CITY of North Vancouver council approved the rezoning and renovation of an industrial building at 246 East First St. Monday night, but it was the unique parking challenges - and solutions - that dominated most of the discussion.

The renovated building will be the first one on the North Shore to include a mechanically elevated, double-decker parking system and the developer will install new on-street angle parking.

Using the Israeli-made 2Park system, the driver eases the car onto a metal platform, which is then lifted in place over another parking spot below. Similar systems are common around Europe, Asia and Israel, and increasingly in North America, architect Kent Halex told council.
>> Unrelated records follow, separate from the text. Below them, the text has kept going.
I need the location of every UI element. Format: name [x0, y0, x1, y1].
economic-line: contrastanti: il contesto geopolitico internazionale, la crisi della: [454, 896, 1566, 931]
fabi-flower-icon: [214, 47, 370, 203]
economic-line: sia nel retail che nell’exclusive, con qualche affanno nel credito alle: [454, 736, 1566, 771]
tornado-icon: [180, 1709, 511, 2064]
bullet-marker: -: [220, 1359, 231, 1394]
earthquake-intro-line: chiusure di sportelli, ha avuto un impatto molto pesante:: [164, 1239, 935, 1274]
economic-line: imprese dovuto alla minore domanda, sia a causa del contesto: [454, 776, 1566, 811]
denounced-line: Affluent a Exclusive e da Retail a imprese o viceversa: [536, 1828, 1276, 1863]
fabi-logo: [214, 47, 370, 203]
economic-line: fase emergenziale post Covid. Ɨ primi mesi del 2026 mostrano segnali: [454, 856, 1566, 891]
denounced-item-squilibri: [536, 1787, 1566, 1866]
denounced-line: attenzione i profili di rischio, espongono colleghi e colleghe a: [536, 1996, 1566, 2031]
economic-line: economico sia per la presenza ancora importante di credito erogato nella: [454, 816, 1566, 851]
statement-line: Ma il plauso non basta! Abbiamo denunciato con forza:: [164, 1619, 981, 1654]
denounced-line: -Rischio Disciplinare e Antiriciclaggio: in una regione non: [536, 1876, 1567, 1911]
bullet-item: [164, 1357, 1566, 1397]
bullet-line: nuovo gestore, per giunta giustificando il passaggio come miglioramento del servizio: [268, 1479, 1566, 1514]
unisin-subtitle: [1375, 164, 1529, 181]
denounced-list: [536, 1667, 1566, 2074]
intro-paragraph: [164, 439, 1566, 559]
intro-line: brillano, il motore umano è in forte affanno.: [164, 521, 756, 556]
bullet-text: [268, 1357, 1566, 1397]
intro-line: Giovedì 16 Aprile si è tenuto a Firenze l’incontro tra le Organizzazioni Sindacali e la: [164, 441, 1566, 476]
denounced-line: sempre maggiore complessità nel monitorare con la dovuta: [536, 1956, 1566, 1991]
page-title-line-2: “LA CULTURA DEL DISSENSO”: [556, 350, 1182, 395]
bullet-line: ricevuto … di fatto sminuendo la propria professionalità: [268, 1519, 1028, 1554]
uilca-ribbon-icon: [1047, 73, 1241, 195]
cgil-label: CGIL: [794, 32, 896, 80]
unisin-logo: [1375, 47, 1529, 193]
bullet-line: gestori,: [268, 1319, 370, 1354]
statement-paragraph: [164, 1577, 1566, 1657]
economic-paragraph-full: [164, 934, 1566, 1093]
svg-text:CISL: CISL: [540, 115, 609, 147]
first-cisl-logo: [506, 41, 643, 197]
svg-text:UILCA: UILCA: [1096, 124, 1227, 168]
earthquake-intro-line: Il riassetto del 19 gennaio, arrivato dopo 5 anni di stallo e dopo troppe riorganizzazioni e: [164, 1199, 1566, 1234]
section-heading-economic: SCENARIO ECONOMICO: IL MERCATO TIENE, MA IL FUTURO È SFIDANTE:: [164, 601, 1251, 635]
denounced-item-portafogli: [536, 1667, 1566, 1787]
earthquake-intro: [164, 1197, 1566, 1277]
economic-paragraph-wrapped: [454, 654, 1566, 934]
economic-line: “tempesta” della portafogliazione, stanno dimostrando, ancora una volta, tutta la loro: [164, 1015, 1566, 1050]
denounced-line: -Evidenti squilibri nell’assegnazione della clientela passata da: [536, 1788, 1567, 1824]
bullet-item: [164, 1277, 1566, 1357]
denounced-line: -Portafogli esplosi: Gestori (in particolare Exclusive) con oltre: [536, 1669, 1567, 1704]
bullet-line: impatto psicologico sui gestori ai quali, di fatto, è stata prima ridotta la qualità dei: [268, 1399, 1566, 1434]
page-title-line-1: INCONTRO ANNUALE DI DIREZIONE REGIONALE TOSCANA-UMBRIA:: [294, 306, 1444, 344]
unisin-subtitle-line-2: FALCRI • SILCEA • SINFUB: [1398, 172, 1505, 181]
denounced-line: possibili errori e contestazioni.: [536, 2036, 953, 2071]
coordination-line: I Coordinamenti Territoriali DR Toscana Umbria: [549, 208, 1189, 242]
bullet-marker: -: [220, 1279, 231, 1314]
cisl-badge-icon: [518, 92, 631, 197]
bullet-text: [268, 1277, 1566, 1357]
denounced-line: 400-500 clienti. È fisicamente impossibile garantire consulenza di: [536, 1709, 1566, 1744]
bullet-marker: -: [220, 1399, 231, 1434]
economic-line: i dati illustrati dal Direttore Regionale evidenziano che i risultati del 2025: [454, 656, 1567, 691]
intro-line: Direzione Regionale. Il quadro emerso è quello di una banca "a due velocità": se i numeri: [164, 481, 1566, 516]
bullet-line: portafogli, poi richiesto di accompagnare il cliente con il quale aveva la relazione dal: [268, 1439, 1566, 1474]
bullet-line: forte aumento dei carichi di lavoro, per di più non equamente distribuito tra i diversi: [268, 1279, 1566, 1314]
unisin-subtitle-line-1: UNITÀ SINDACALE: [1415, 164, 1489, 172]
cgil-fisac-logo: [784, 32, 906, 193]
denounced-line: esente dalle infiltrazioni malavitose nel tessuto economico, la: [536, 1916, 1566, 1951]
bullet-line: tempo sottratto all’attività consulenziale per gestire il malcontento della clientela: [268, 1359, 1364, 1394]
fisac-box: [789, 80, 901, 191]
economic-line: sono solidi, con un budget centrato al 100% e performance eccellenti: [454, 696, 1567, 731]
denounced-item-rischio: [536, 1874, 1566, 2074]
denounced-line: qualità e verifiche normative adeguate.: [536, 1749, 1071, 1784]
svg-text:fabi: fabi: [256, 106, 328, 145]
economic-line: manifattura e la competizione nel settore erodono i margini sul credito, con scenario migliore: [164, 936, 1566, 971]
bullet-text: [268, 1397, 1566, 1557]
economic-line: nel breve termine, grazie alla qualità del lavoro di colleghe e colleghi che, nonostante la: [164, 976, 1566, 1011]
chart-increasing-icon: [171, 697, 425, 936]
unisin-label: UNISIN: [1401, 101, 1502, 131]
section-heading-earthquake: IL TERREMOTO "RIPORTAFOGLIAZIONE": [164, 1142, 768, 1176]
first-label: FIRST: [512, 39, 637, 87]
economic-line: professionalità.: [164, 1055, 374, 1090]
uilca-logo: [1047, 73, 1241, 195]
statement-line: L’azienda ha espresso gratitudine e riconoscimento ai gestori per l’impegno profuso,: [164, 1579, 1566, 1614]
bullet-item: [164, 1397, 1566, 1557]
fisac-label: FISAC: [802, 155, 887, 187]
Parking a car on the top layer takes about one minute, and only trained employees at the building will be able to use it. The system will cost about $150,000 turn five parking spaces on the lot into 10.

Once complete, the renovated building will feature a new top floor housing two offices, a second floor redeveloped as restaurant/ catering space and industrial storage, while the main floor will remain industrial with a 500square-foot coffee shop added. The increase in commercial density meant the developer would have to add more on-site parking spaces the lot simply didn't have room for.

The area is already known for having way more drivers wanting to park than spaces available, as several local business owners pointed out during the first part of a public hearing held on Feb. 4.

Council adjourned the public hearing to ask staff to work with the developer to see what other parking solutions could be included to alleviate neighbours' concerns.

To sweeten the deal, the developer has agreed to convert 12 parallel parking spots on East First along Derek Inman Park to 20 spaces of angle parking at an approximate cost of $130,000.

The majority on council agreed the net addition of parking to the neighbourhood, including eight new spots available to the public on First Street, was a good compromise, as did several neighbours who withdrew letters and statements opposing the project.

While even the most strident supporters of the redevelopment acknowledged the already existing parking stress in the neighbourhood, overhauling the existing building would allow for more employment-generating land use in Lower Lonsdale, which has been one of council's goals.

Not every neighbour agreed with the electric lift parking, however.

Jeff Birch, owner of an apartment building at 255 East Second St., urged council to turn down the application for fear that, in time, the mechanical parking spots would become an unkempt eyesore, especially for the tenants in his building.

"Why does the City of North Vancouver want to be guinea pig for North America for testing out this type of system?" he asked.

Birch also pointed to the potential for other industrial landlords in the neighbourhood to add more density without adequate parking, or future owners of the building not using it for its intended use as reasons to reject the application.

Not sharing Birch's trepidation, Coun. Linda Buchanan countered that the city was facing an opportunity to use a creative solution to a perpetual problem.

"My response back would be, 'Why not?'" she said. "Why wouldn't we want to be innovative? Why wouldn't we want to take something that hasn't been used in the metro region and see if it works?"

The motion to allow the redevelopment passed 5-2 with Couns. Pam Bookham and Don Bell opposed.

Bookham praised the design and use of the building but stressed the rezoning sought wouldn't fit within a framework of policies available to everyone.

"I don't like change, one application at a time. I don't think it lends itself to identifying the basis on which we move forward on a set of principals that can be replicated by other property owners in the neighbourhood," she said.